The analysis points to changing demographics playing a role in the changing demands. Married households are more likely to own homes, and their numbers are declining. The numbers of households with incomes of more than $120,000 is expected to drop while those with incomes of less than $30,000 are projected to increase.
“We do not claim to know the precise trajectory that household incomes will take over the next five years,” the report said. “However, with 19 million jobs lost as of this writing, the direction of household incomes in the near future is clearly negative.”
The number of non-white householders, who typically rent at a higher rate, is also growing.
But demographics alone are a “weak” explanation for homeownership shifts, according to the report. Student loan debt, inability to make a down payment, tightened lending standards, high rents and a shift in preferences play a role, too.
The report also zeroed in on three variables that offer a “reasonable” explanation for slumping homeownership: “lending standards, as measured by the average credit scores of mortgages, median net worth by age of householder, and the previous year’s deviation from the demographic-based projection, essentially inertia.”
The report notes that additional stimulus packages from the federal government could bolster homeownership rates.”

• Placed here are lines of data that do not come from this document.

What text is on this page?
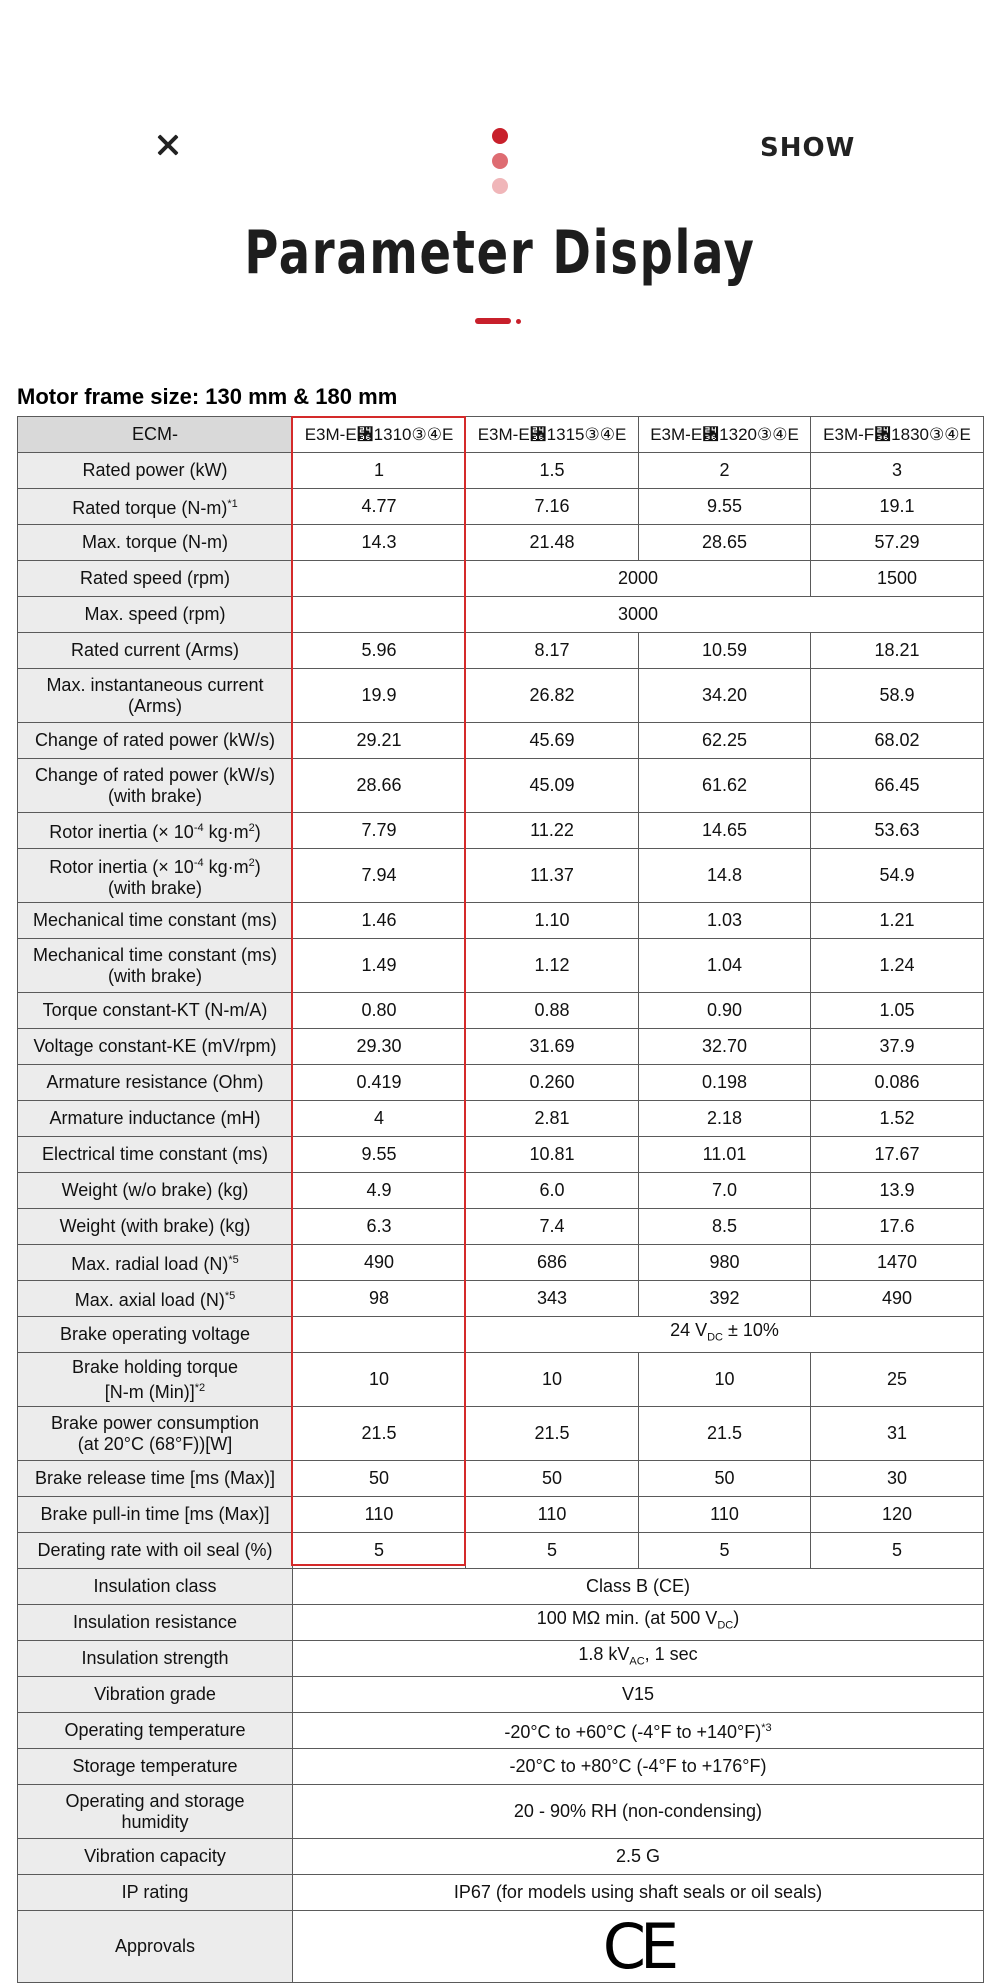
SHOW
Parameter Display
Motor frame size: 130 mm & 180 mm
ECM-	E3M-E␶1310③④E	E3M-E␶1315③④E	E3M-E␶1320③④E	E3M-F␶1830③④E
Rated power (kW)	1	1.5	2	3
Rated torque $(N-m)^{*1}$	4.77	7.16	9.55	19.1
Max. torque (N-m)	14.3	21.48	28.65	57.29
Rated speed (rpm)		2000		1500
Max. speed (rpm)	3000			
Rated current (Arms)	5.96	8.17	10.59	18.21
Max. instantaneous current
(Arms)	19.9	26.82	34.20	58.9
Change of rated power (kW/s)	29.21	45.69	62.25	68.02
Change of rated power (kW/s)
(with brake)	28.66	45.09	61.62	66.45
Rotor inertia (× $10^{-4}$ $kg\cdot m^2$)	7.79	11.22	14.65	53.63
Rotor inertia (× $10^{-4}$ $kg\cdot m^2$)
(with brake)	7.94	11.37	14.8	54.9
Mechanical time constant (ms)	1.46	1.10	1.03	1.21
Mechanical time constant (ms)
(with brake)	1.49	1.12	1.04	1.24
Torque constant-KT (N-m/A)	0.80	0.88	0.90	1.05
Voltage constant-KE (mV/rpm)	29.30	31.69	32.70	37.9
Armature resistance (Ohm)	0.419	0.260	0.198	0.086
Armature inductance (mH)	4	2.81	2.18	1.52
Electrical time constant (ms)	9.55	10.81	11.01	17.67
Weight (w/o brake) (kg)	4.9	6.0	7.0	13.9
Weight (with brake) (kg)	6.3	7.4	8.5	17.6
Max. radial load $(N)^{*5}$	490	686	980	1470
Max. axial load $(N)^{*5}$	98	343	392	490
Brake operating voltage		24 $V_{DC} \pm 10\%$		
Brake holding torque
[N-m (Min)]$^{*2}$	10	10	10	25
Brake power consumption
(at 20°C (68°F))[W]	21.5	21.5	21.5	31
Brake release time [ms (Max)]	50	50	50	30
Brake pull-in time [ms (Max)]	110	110	110	120
Derating rate with oil seal (%)	5	5	5	5
Insulation class	Class B (CE)			
Insulation resistance	100 MΩ min. (at 500 $V_{DC}$)			
Insulation strength	1.8 $kV_{AC}$, 1 sec			
Vibration grade	V15			
Operating temperature	-20°C to +60°C (-4°F to +140°F)$^{*3}$
Storage temperature	-20°C to +80°C (-4°F to +176°F)			
Operating and storage
humidity	20 - 90% RH (non-condensing)			
Vibration capacity	2.5 G			
IP rating	IP67 (for models using shaft seals or oil seals)			
Approvals	CE			
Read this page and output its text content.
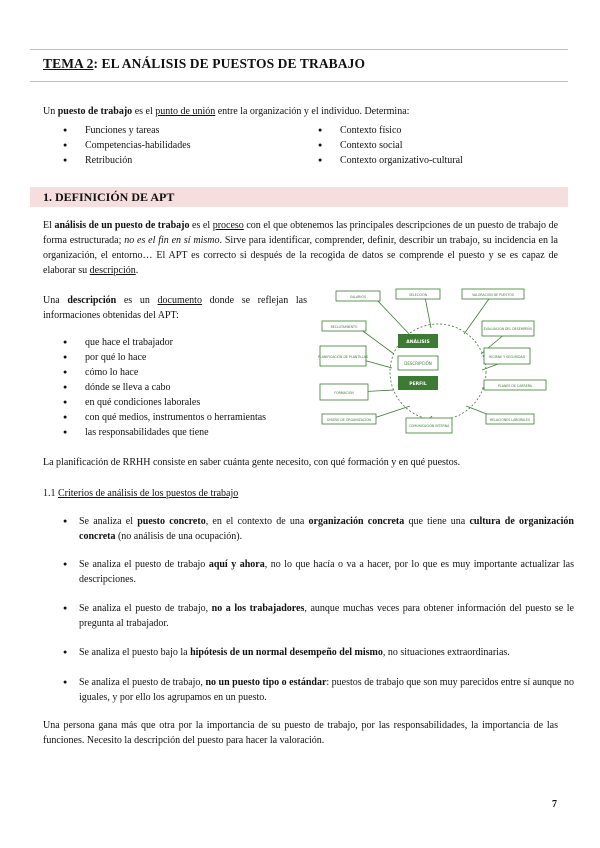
TEMA 2: EL ANÁLISIS DE PUESTOS DE TRABAJO
Un puesto de trabajo es el punto de unión entre la organización y el individuo. Determina:
● Funciones y tareas
● Competencias-habilidades
● Retribución
● Contexto físico
● Contexto social
● Contexto organizativo-cultural
1. DEFINICIÓN DE APT
El análisis de un puesto de trabajo es el proceso con el que obtenemos las principales descripciones de un puesto de trabajo de forma estructurada; no es el fin en sí mismo. Sirve para identificar, comprender, definir, describir un trabajo, su incidencia en la organización, el entorno… El APT es correcto si después de la recogida de datos se comprende el puesto y se es capaz de elaborar su descripción.
Una descripción es un documento donde se reflejan las informaciones obtenidas del APT:
● que hace el trabajador
● por qué lo hace
● cómo lo hace
● dónde se lleva a cabo
● en qué condiciones laborales
● con qué medios, instrumentos o herramientas
● las responsabilidades que tiene
SALARIOS	SELECCIÓN	VALORACIÓN DE PUESTOS
RECLUTAMIENTO	EVALUACIÓN DEL DESEMPEÑO
PLANIFICACIÓN DE PLANTILLAS	HIGIENE Y SEGURIDAD
FORMACIÓN
PLANES DE CARRERA
DISEÑO DE ORGANIZACIÓN
COMUNICACIÓN INTERNA
RELACIONES LABORALES
ANÁLISIS
DESCRIPCIÓN
PERFIL
La planificación de RRHH consiste en saber cuánta gente necesito, con qué formación y en qué puestos.
1.1 Criterios de análisis de los puestos de trabajo
● Se analiza el puesto concreto, en el contexto de una organización concreta que tiene una cultura de organización concreta (no análisis de una ocupación).
● Se analiza el puesto de trabajo aquí y ahora, no lo que hacía o va a hacer, por lo que es muy importante actualizar las descripciones.
● Se analiza el puesto de trabajo, no a los trabajadores, aunque muchas veces para obtener información del puesto se le pregunta al trabajador.
● Se analiza el puesto bajo la hipótesis de un normal desempeño del mismo, no situaciones extraordinarias.
● Se analiza el puesto de trabajo, no un puesto tipo o estándar: puestos de trabajo que son muy parecidos entre sí aunque no iguales, y por ello los agrupamos en un puesto.
Una persona gana más que otra por la importancia de su puesto de trabajo, por las responsabilidades, la importancia de las funciones. Necesito la descripción del puesto para hacer la valoración.
7
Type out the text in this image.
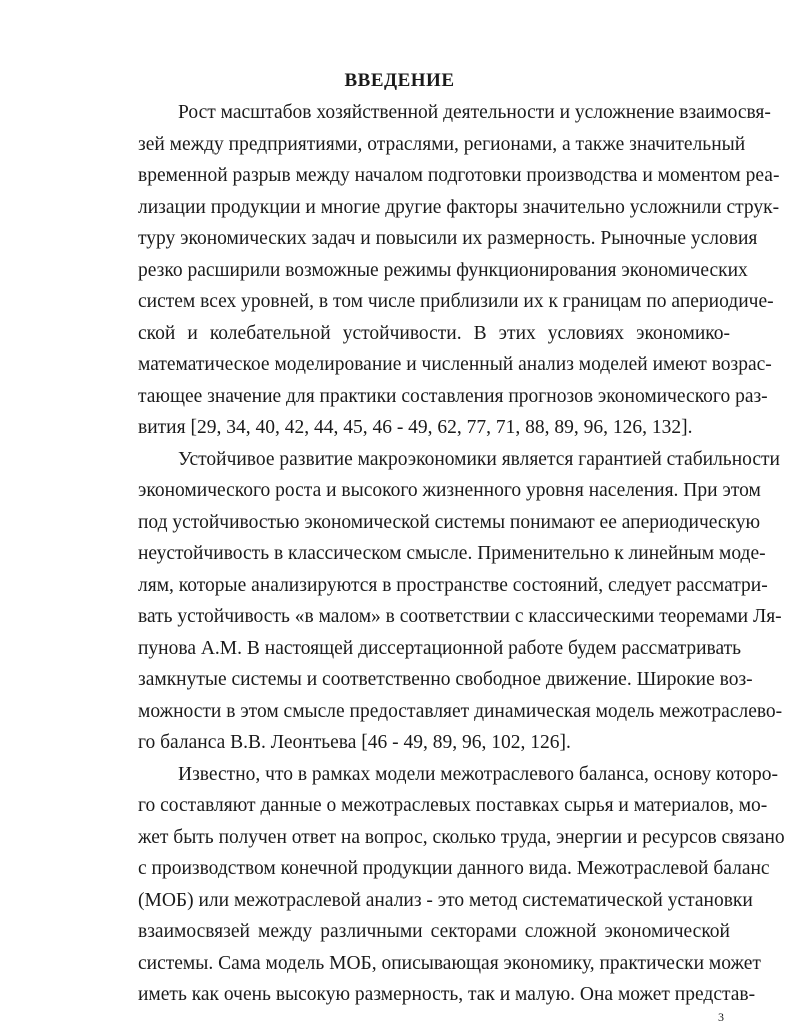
ВВЕДЕНИЕ
Рост масштабов хозяйственной деятельности и усложнение взаимосвя-
зей между предприятиями, отраслями, регионами, а также значительный
временной разрыв между началом подготовки производства и моментом реа-
лизации продукции и многие другие факторы значительно усложнили струк-
туру экономических задач и повысили их размерность. Рыночные условия
резко расширили возможные режимы функционирования экономических
систем всех уровней, в том числе приблизили их к границам по апериодиче-
ской и колебательной устойчивости. В этих условиях экономико-
математическое моделирование и численный анализ моделей имеют возрас-
тающее значение для практики составления прогнозов экономического раз-
вития [29, 34, 40, 42, 44, 45, 46 - 49, 62, 77, 71, 88, 89, 96, 126, 132].
Устойчивое развитие макроэкономики является гарантией стабильности
экономического роста и высокого жизненного уровня населения. При этом
под устойчивостью экономической системы понимают ее апериодическую
неустойчивость в классическом смысле. Применительно к линейным моде-
лям, которые анализируются в пространстве состояний, следует рассматри-
вать устойчивость «в малом» в соответствии с классическими теоремами Ля-
пунова А.М. В настоящей диссертационной работе будем рассматривать
замкнутые системы и соответственно свободное движение. Широкие воз-
можности в этом смысле предоставляет динамическая модель межотраслево-
го баланса В.В. Леонтьева [46 - 49, 89, 96, 102, 126].
Известно, что в рамках модели межотраслевого баланса, основу которо-
го составляют данные о межотраслевых поставках сырья и материалов, мо-
жет быть получен ответ на вопрос, сколько труда, энергии и ресурсов связано
с производством конечной продукции данного вида. Межотраслевой баланс
(МОБ) или межотраслевой анализ - это метод систематической установки
взаимосвязей между различными секторами сложной экономической
системы. Сама модель МОБ, описывающая экономику, практически может
иметь как очень высокую размерность, так и малую. Она может представ-
3
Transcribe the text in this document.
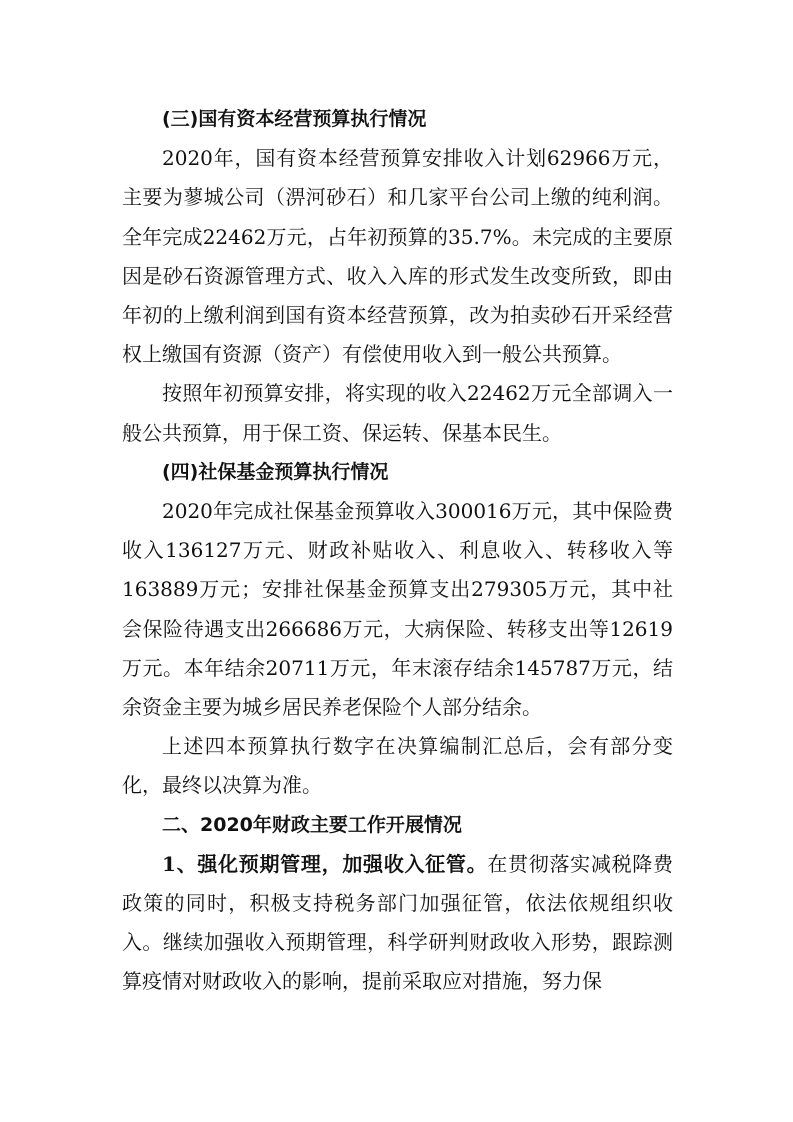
(三)国有资本经营预算执行情况

2020年，国有资本经营预算安排收入计划62966万元，主要为蓼城公司（淠河砂石）和几家平台公司上缴的纯利润。全年完成22462万元，占年初预算的35.7%。未完成的主要原因是砂石资源管理方式、收入入库的形式发生改变所致，即由年初的上缴利润到国有资本经营预算，改为拍卖砂石开采经营权上缴国有资源（资产）有偿使用收入到一般公共预算。

按照年初预算安排，将实现的收入22462万元全部调入一般公共预算，用于保工资、保运转、保基本民生。

(四)社保基金预算执行情况

2020年完成社保基金预算收入300016万元，其中保险费收入136127万元、财政补贴收入、利息收入、转移收入等163889万元；安排社保基金预算支出279305万元，其中社会保险待遇支出266686万元，大病保险、转移支出等12619万元。本年结余20711万元，年末滚存结余145787万元，结余资金主要为城乡居民养老保险个人部分结余。

上述四本预算执行数字在决算编制汇总后，会有部分变化，最终以决算为准。

二、2020年财政主要工作开展情况

1、强化预期管理，加强收入征管。在贯彻落实减税降费政策的同时，积极支持税务部门加强征管，依法依规组织收入。继续加强收入预期管理，科学研判财政收入形势，跟踪测算疫情对财政收入的影响，提前采取应对措施，努力保
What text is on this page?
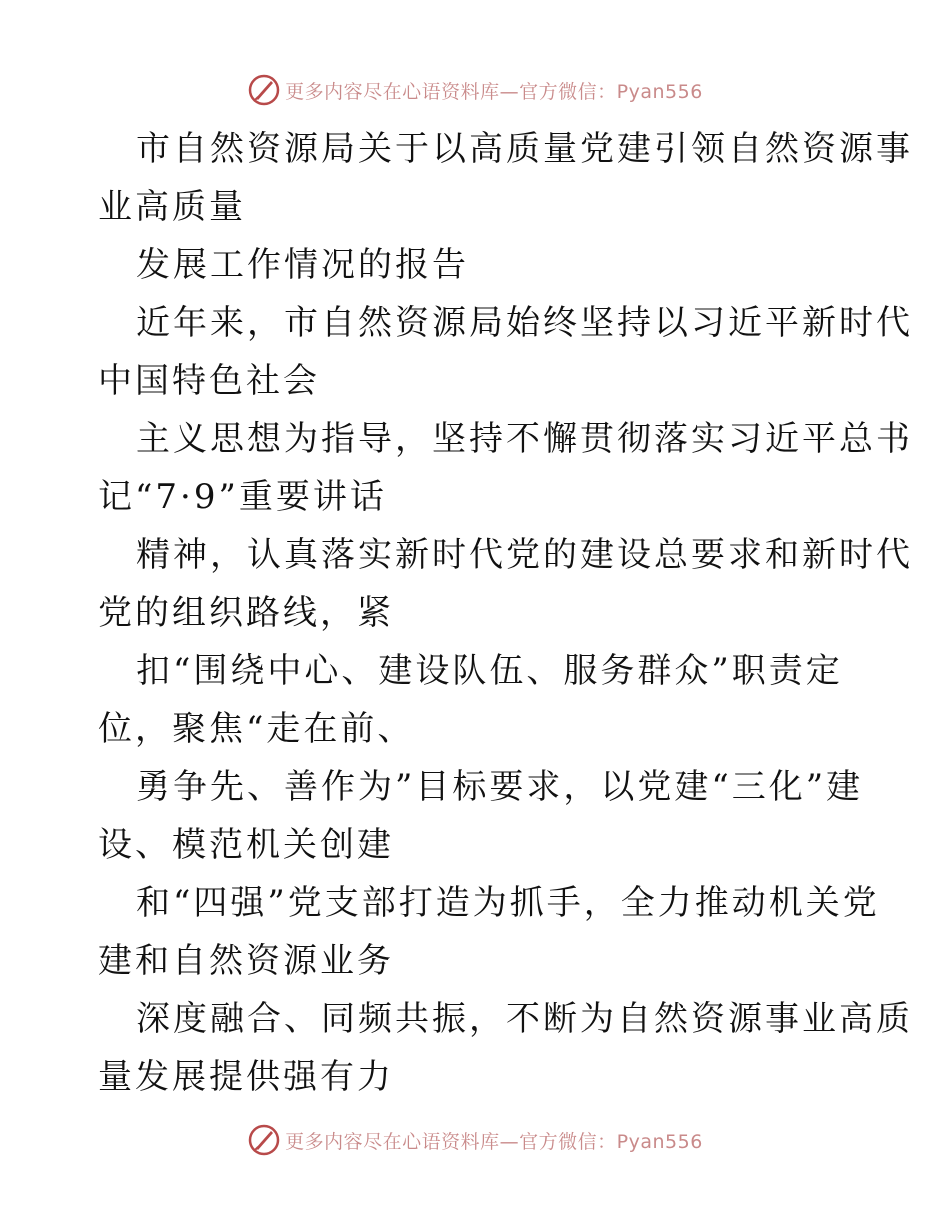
更多内容尽在心语资料库—官方微信：Pyan556

市自然资源局关于以高质量党建引领自然资源事

业高质量

发展工作情况的报告

近年来，市自然资源局始终坚持以习近平新时代

中国特色社会

主义思想为指导，坚持不懈贯彻落实习近平总书

记“7·9”重要讲话

精神，认真落实新时代党的建设总要求和新时代

党的组织路线，紧

扣“围绕中心、建设队伍、服务群众”职责定

位，聚焦“走在前、

勇争先、善作为”目标要求，以党建“三化”建

设、模范机关创建

和“四强”党支部打造为抓手，全力推动机关党

建和自然资源业务

深度融合、同频共振，不断为自然资源事业高质

量发展提供强有力

更多内容尽在心语资料库—官方微信：Pyan556
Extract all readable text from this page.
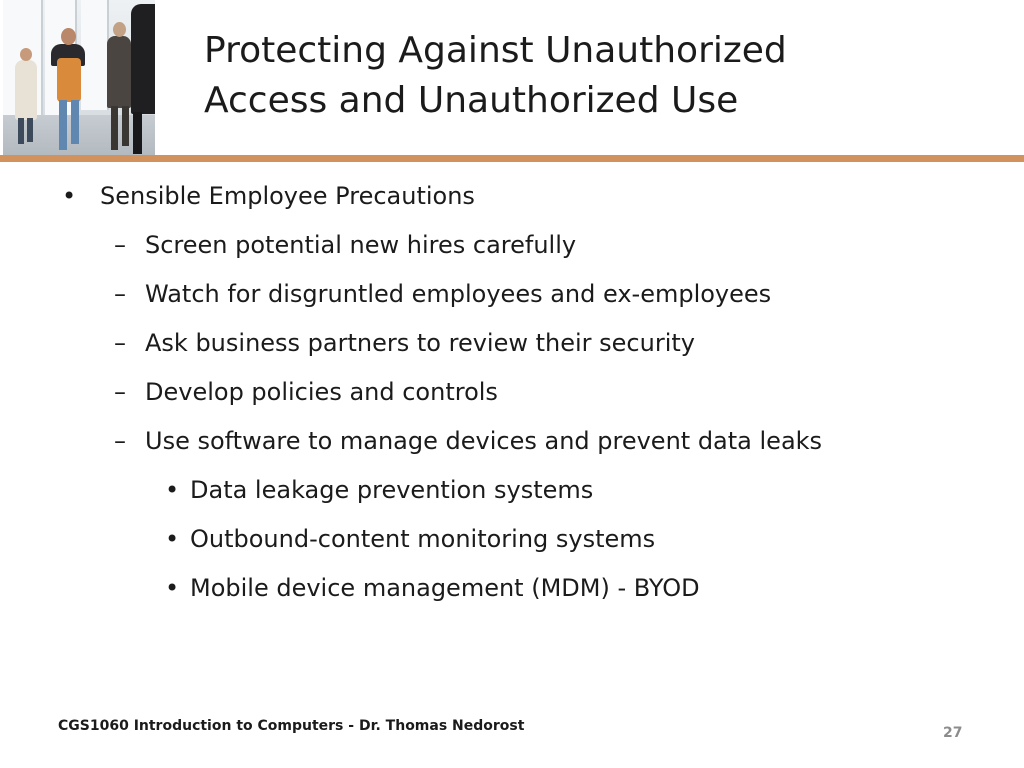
Protecting Against Unauthorized
Access and Unauthorized Use
• Sensible Employee Precautions
– Screen potential new hires carefully
– Watch for disgruntled employees and ex-employees
– Ask business partners to review their security
– Develop policies and controls
– Use software to manage devices and prevent data leaks
• Data leakage prevention systems
• Outbound-content monitoring systems
• Mobile device management (MDM) - BYOD
CGS1060 Introduction to Computers - Dr. Thomas Nedorost	27
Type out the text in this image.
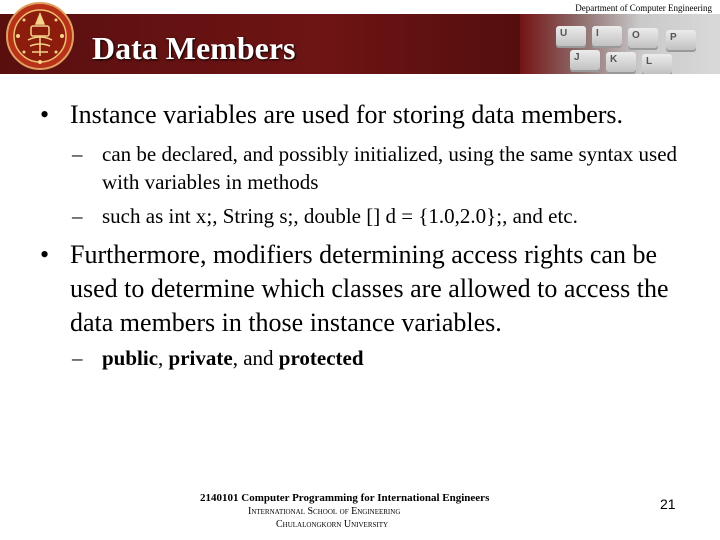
U	I	O	P
J	K	L
Department of Computer Engineering
Data Members
• Instance variables are used for storing data members.
– can be declared, and possibly initialized, using the same syntax used with variables in methods
– such as int x;, String s;, double [] d = {1.0,2.0};, and etc.
• Furthermore, modifiers determining access rights can be used to determine which classes are allowed to access the data members in those instance variables.
– public, private, and protected
2140101 Computer Programming for International Engineers
International School of Engineering
Chulalongkorn University
21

Like I said over one-and-a-half years ago, homeownership decreased during the economic expansion due to people starting families later, student loan debt, inability to make a down payment, and tighter lending standards.
Therefore, this study reinforces my thoughts on multifamily investing – there will be the same or increased demand for rentals during and after the current economic recession.
Disclaimer: The views and opinions expressed in this blog post are provided for informational purposes only, and should not be construed as an offer to buy or sell any securities or to make or consider any investment or course of action.